The warehouse part of the plan could have begun before Pell’s death, but waiting made the rest easier. Once Pell was dealt with, more clones could be freed for last-minute adjustments, cleanup, and watching the fallout. Even with the increased number of clones he could now handle, Alistair always felt short-handed. Every gain in capacity only made him see more ways he could use it. He pushed that thought aside for now, along with the pleasant notification that had pulsed from the Guide earlier. He would deal with that later. The warehouse came first.
Saboteur moved through the smuggling section carefully. He had already studied the place several times, and Framer’s earlier guidance was still clear in his mind. The warehouse did not need to come down as a whole. In fact, a full collapse would have made everything worse. A full collapse would be destructive, hard to control, and dangerous. What he needed was a partial failure in the right area, loud and visible, the kind that would force officers inside while still leaving the rest of the building standing.
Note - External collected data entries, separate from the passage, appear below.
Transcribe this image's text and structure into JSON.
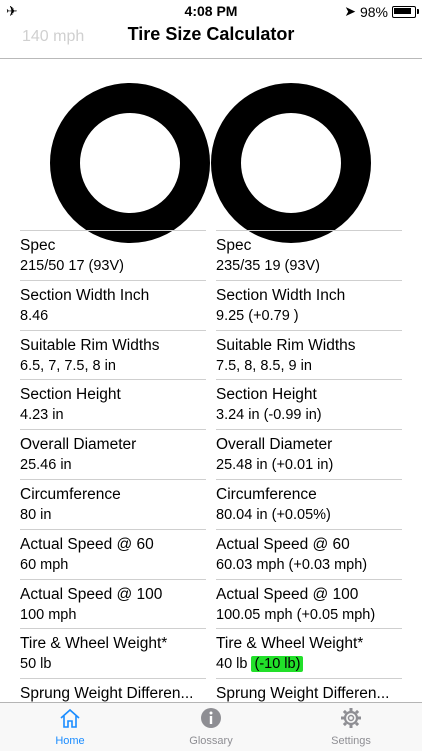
{
  "status_bar": {
    "time": "4:08 PM",
    "battery": "98%"
  },
  "nav": {
    "title": "Tire Size Calculator",
    "ghost_text": "140 mph"
  },
  "rows": [
    {
      "label": "Spec",
      "left": "215/50 17 (93V)",
      "right": "235/35 19 (93V)"
    },
    {
      "label": "Section Width Inch",
      "left": "8.46",
      "right": "9.25 (+0.79 )"
    },
    {
      "label": "Suitable Rim Widths",
      "left": "6.5, 7, 7.5, 8 in",
      "right": "7.5, 8, 8.5, 9 in"
    },
    {
      "label": "Section Height",
      "left": "4.23 in",
      "right": "3.24 in (-0.99 in)"
    },
    {
      "label": "Overall Diameter",
      "left": "25.46 in",
      "right": "25.48 in (+0.01 in)"
    },
    {
      "label": "Circumference",
      "left": "80 in",
      "right": "80.04 in (+0.05%)"
    },
    {
      "label": "Actual Speed @ 60",
      "left": "60 mph",
      "right": "60.03 mph (+0.03 mph)"
    },
    {
      "label": "Actual Speed @ 100",
      "left": "100 mph",
      "right": "100.05 mph (+0.05 mph)"
    },
    {
      "label": "Tire & Wheel Weight*",
      "left": "50 lb",
      "right": "40 lb",
      "right_diff": "(-10 lb)"
    },
    {
      "label": "Sprung Weight Differen...",
      "left": "",
      "right": ""
    }
  ],
  "tabs": {
    "home": "Home",
    "glossary": "Glossary",
    "settings": "Settings"
  },
  "colors": {
    "accent": "#1a8cff",
    "highlight": "#22e02a",
    "tire": "#000000"
  }
}
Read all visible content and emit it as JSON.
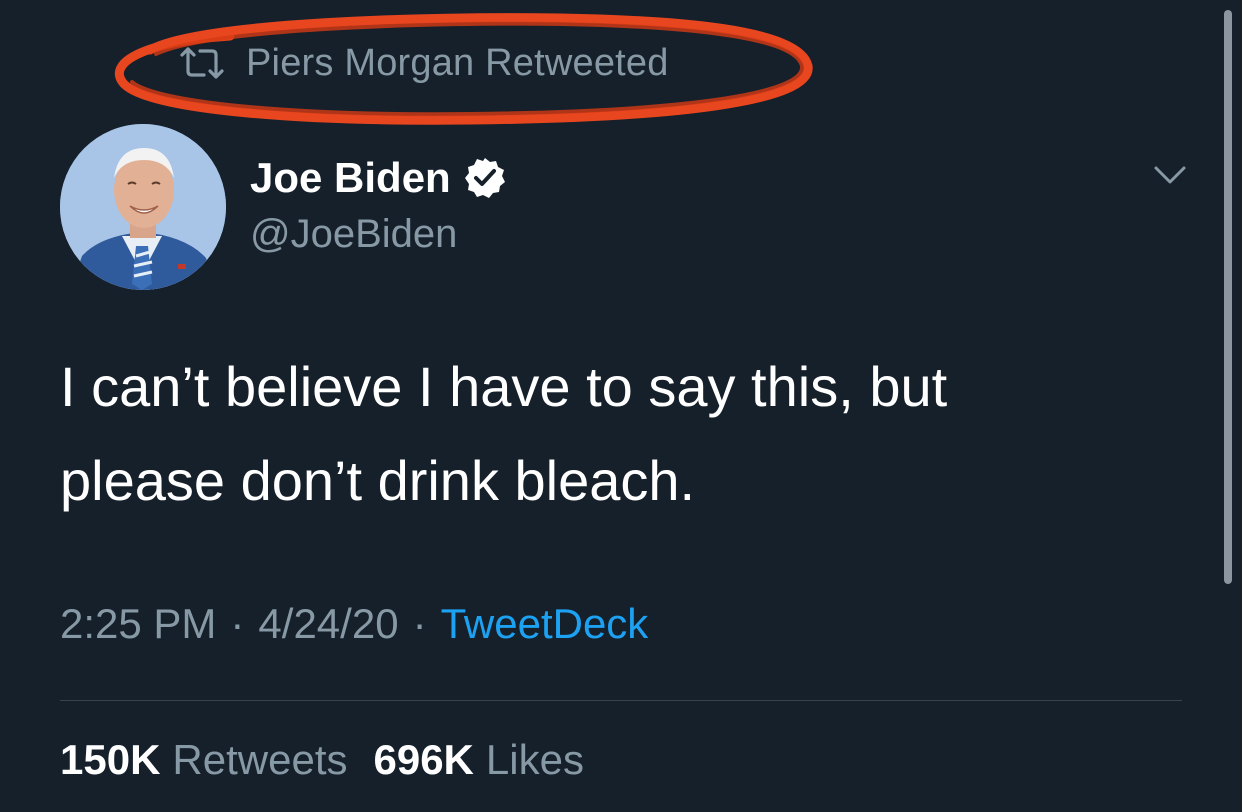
{
  "retweet_context": {
    "icon": "retweet-icon",
    "text": "Piers Morgan Retweeted",
    "annotation_color": "#e8461f"
  },
  "author": {
    "display_name": "Joe Biden",
    "handle": "@JoeBiden",
    "verified_icon": "verified-badge-icon",
    "avatar": "profile-photo"
  },
  "menu_icon": "chevron-down-icon",
  "tweet": {
    "line1": "I can’t believe I have to say this, but",
    "line2": "please don’t drink bleach."
  },
  "meta": {
    "time": "2:25 PM",
    "separator": "·",
    "date": "4/24/20",
    "source": "TweetDeck"
  },
  "stats": {
    "retweets_count": "150K",
    "retweets_label": "Retweets",
    "likes_count": "696K",
    "likes_label": "Likes"
  },
  "colors": {
    "background": "#15202b",
    "primary_text": "#ffffff",
    "secondary_text": "#8899a6",
    "link": "#1da1f2",
    "divider": "#38444d"
  }
}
The section he chose lay close to Roe’s hidden operation. One support already carried more weight than it should. A stretch of roof and upper wall had relied on old repairs for far too long. Saboteur worked only on existing flaws. A supporting peg was loosened where wear had hidden the flaw. Filler was scraped out from a stress line in the mortar. A cracked brace was thinned just enough that it would not fail immediately, but would give when the weight shifted onto it. One footing stone was worked slightly out of place so the support above it would fail once strain came through.
He checked each adjustment repeatedly. The failure had to look old, neglected, and unfortunate.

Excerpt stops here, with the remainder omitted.